On Tuesday, Aboul Gheit told reporters in Cairo that Egypt could handle security on the Egypt-Gaza border. He proposed building surveillance towers and sending more Egyptian patrols to the border area.
"Egypt's border with Gaza is a matter of sovereignty between Egypt and the Palestinians," he said.
As tensions mounted Wednesday in the Gaza Strip, top Egyptian and U.S. intelligence officials met to work out possible solutions for policing the border between Gaza and Egypt, officials and diplomats said.
Egyptian officials said Egypt turned down American proposals to station international forces led by the U.S. along the border, but promised to boost their own efforts to monitor the border and crack down on traffickers.
"This [proposal] is not accepted by the government, nor by public opinion," said one Egyptian official who is involved in the border security operation.
U.S. National Intelligence Director John Negroponte concluded talks Wednesday with his Egyptian counterpart, Omar Suleiman, who has also been working on a deal to coax the Palestinian radical group to moderate its policies and join Palestinian Authority Chairman Mahmoud Abbas' peace efforts.
Egyptian officials said Negroponte and Suleiman reviewed "bilateral security cooperation." U.S. Embassy officials declined to comment on Negroponte's visit.
But Arab diplomats said Negroponte proposed to Suleiman that Egypt allow a U.S.-led team of multinational peace monitors help police the porous border with Gaza.

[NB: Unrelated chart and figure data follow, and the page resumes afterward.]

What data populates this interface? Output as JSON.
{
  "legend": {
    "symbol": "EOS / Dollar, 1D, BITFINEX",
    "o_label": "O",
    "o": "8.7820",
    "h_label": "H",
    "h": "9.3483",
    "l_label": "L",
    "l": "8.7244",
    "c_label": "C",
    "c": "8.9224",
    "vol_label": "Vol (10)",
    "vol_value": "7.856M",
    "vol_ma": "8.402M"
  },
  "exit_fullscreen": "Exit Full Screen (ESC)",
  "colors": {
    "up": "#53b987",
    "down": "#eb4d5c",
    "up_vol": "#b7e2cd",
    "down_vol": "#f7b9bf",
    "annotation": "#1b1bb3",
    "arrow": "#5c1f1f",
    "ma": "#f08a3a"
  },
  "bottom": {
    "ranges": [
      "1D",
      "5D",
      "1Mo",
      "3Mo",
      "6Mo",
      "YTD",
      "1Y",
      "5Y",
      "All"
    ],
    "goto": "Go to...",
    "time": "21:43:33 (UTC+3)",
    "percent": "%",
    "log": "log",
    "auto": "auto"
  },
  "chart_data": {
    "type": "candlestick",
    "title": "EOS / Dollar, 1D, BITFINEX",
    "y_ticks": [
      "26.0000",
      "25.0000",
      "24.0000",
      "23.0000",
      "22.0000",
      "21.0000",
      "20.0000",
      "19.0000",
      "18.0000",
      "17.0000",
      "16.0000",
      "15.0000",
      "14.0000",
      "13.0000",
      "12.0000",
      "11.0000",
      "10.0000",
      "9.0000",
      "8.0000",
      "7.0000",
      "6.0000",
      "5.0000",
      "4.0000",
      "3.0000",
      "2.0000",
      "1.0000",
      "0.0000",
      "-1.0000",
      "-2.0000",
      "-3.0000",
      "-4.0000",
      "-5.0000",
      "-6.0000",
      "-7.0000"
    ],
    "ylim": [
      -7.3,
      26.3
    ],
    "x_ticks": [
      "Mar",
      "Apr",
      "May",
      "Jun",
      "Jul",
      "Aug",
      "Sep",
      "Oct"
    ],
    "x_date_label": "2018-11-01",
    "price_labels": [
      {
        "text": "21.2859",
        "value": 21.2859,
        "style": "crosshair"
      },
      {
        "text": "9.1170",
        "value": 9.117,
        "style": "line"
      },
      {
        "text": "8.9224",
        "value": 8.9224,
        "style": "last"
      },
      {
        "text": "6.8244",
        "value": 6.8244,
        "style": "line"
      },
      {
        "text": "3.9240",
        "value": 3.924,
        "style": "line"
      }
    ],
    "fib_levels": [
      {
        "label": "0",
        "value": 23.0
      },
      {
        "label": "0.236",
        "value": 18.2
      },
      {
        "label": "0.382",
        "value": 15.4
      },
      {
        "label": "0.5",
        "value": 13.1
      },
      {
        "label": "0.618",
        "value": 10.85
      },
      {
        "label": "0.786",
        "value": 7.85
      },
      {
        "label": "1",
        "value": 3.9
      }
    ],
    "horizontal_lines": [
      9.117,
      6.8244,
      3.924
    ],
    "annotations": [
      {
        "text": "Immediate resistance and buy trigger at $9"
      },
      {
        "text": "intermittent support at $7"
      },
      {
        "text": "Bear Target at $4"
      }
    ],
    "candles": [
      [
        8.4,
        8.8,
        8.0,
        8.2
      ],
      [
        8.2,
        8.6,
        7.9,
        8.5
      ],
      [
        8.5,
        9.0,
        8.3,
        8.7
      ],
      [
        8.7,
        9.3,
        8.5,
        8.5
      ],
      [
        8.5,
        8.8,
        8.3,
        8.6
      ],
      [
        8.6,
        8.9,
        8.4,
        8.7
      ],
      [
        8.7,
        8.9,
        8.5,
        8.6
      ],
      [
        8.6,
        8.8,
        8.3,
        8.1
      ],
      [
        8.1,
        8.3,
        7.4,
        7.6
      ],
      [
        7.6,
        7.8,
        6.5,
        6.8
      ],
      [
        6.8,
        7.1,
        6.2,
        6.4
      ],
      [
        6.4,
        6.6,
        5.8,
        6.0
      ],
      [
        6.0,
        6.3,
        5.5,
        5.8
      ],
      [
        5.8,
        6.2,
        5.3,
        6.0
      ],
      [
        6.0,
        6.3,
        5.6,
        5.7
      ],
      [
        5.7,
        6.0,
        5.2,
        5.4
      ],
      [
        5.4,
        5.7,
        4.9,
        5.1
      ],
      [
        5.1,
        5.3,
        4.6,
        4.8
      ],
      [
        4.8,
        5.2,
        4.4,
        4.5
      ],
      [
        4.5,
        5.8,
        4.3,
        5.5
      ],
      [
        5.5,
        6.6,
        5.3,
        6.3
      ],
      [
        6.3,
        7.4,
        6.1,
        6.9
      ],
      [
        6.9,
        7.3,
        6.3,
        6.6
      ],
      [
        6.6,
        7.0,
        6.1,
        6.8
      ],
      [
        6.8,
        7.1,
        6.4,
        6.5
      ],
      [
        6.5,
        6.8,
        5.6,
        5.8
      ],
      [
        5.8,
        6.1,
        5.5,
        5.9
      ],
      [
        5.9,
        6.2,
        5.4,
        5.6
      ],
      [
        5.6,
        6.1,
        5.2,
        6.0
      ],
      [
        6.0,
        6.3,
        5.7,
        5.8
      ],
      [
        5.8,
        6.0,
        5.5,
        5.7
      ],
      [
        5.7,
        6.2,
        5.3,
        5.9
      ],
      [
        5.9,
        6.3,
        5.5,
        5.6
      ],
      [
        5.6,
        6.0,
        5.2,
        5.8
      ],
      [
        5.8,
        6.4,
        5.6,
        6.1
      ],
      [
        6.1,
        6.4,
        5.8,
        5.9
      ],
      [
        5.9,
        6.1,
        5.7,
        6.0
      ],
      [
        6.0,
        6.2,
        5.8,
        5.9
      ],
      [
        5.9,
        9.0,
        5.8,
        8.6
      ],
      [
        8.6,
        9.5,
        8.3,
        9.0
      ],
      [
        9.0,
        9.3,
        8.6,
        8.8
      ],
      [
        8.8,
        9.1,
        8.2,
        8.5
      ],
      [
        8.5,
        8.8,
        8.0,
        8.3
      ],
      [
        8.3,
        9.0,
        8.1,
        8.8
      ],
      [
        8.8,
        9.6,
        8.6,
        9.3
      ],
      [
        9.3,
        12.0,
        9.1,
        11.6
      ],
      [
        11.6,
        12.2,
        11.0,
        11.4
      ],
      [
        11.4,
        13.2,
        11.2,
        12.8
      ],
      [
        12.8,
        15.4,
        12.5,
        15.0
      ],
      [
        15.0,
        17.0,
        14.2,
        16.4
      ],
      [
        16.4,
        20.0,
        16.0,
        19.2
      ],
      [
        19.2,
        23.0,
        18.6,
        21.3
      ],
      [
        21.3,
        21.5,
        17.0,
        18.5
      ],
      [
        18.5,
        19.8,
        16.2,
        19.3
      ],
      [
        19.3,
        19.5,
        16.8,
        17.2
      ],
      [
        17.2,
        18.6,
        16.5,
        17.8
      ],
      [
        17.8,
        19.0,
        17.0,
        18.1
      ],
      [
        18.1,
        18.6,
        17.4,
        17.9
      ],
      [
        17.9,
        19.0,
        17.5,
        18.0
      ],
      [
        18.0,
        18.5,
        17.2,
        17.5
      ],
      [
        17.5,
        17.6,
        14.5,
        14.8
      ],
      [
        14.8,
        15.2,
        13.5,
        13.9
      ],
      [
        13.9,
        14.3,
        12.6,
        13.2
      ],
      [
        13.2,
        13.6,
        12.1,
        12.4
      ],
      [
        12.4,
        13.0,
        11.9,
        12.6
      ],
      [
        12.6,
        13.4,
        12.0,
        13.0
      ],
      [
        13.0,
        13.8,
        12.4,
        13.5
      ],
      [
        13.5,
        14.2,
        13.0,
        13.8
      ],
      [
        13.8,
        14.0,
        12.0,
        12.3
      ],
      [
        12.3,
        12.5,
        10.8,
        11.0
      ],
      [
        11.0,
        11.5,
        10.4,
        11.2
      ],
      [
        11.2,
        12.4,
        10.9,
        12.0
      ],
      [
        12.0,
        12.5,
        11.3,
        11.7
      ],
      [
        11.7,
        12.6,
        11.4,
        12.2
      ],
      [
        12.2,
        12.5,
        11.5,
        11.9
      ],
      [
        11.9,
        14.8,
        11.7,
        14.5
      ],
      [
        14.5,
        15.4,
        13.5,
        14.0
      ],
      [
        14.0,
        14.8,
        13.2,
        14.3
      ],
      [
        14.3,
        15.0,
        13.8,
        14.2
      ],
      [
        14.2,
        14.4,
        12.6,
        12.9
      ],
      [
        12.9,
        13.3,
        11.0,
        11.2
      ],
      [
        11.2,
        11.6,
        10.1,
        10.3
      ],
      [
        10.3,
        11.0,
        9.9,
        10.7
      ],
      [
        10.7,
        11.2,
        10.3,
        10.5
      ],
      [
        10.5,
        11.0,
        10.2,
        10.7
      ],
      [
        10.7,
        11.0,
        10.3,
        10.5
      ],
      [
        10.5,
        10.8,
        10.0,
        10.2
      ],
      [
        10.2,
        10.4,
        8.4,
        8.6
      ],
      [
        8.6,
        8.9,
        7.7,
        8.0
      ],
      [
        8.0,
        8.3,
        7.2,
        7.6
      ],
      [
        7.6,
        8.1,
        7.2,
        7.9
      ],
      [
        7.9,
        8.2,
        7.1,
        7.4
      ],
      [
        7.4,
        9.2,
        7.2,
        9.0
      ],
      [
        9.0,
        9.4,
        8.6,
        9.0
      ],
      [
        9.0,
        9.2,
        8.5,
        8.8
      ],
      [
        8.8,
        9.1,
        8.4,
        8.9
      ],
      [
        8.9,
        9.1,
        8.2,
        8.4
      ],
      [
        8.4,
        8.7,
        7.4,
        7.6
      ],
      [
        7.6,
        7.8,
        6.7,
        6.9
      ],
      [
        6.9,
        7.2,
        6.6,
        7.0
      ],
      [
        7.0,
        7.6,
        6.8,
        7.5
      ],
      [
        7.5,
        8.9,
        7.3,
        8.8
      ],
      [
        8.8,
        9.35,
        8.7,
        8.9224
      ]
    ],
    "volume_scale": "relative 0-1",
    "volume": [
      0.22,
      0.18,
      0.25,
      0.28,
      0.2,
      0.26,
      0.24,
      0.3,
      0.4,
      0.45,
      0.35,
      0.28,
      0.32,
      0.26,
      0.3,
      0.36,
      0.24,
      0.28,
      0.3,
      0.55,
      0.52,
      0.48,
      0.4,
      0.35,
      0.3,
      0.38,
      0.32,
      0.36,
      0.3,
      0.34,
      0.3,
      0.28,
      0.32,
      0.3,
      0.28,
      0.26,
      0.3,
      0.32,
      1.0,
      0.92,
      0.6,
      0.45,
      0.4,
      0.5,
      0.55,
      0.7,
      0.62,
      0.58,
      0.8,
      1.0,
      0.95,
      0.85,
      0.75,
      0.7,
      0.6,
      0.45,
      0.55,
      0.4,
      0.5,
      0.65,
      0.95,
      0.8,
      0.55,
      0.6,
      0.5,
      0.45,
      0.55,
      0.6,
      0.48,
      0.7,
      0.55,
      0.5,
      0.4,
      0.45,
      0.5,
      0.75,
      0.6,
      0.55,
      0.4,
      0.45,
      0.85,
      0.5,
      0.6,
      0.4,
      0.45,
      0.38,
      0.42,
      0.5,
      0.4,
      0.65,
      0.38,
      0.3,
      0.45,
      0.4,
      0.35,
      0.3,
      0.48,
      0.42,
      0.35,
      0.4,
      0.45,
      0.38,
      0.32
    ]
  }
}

He also proposed that CIA counterterrorism experts assist in efforts to halt cross-border smuggling and combat terrorism in the Sinai peninsula, which has been the scene of several attacks on tourists in the last three years, said the diplomats.
Last year U.S. Secretary of State Condoleezza Rice brokered a security agreement that allowed Israel Defense Forces troops to withdraw from the border area after 38 years of Israeli control.
Following the withdrawal, Egypt sent some 750 of its security forces to boost the small contingent of police in the area.
On Sunday, Egypt's official media reported that some 5,000 police forces were dispatched to the border following reports that Israeli aircraft might bomb the area in a bid to destroy tunnels used to smuggle weapons.
Both Israel and Egyptian President Hosni Mubarak denied the reports.
Under their 1979 peace agreement, Egypt is allowed only a small number of police forces in areas close to the border with Israel.
The Multinational Force and Observers in Sinai comprises 1,800
troops from 11 nations, including the United States, Canada, several European states, Australia and New Zealand.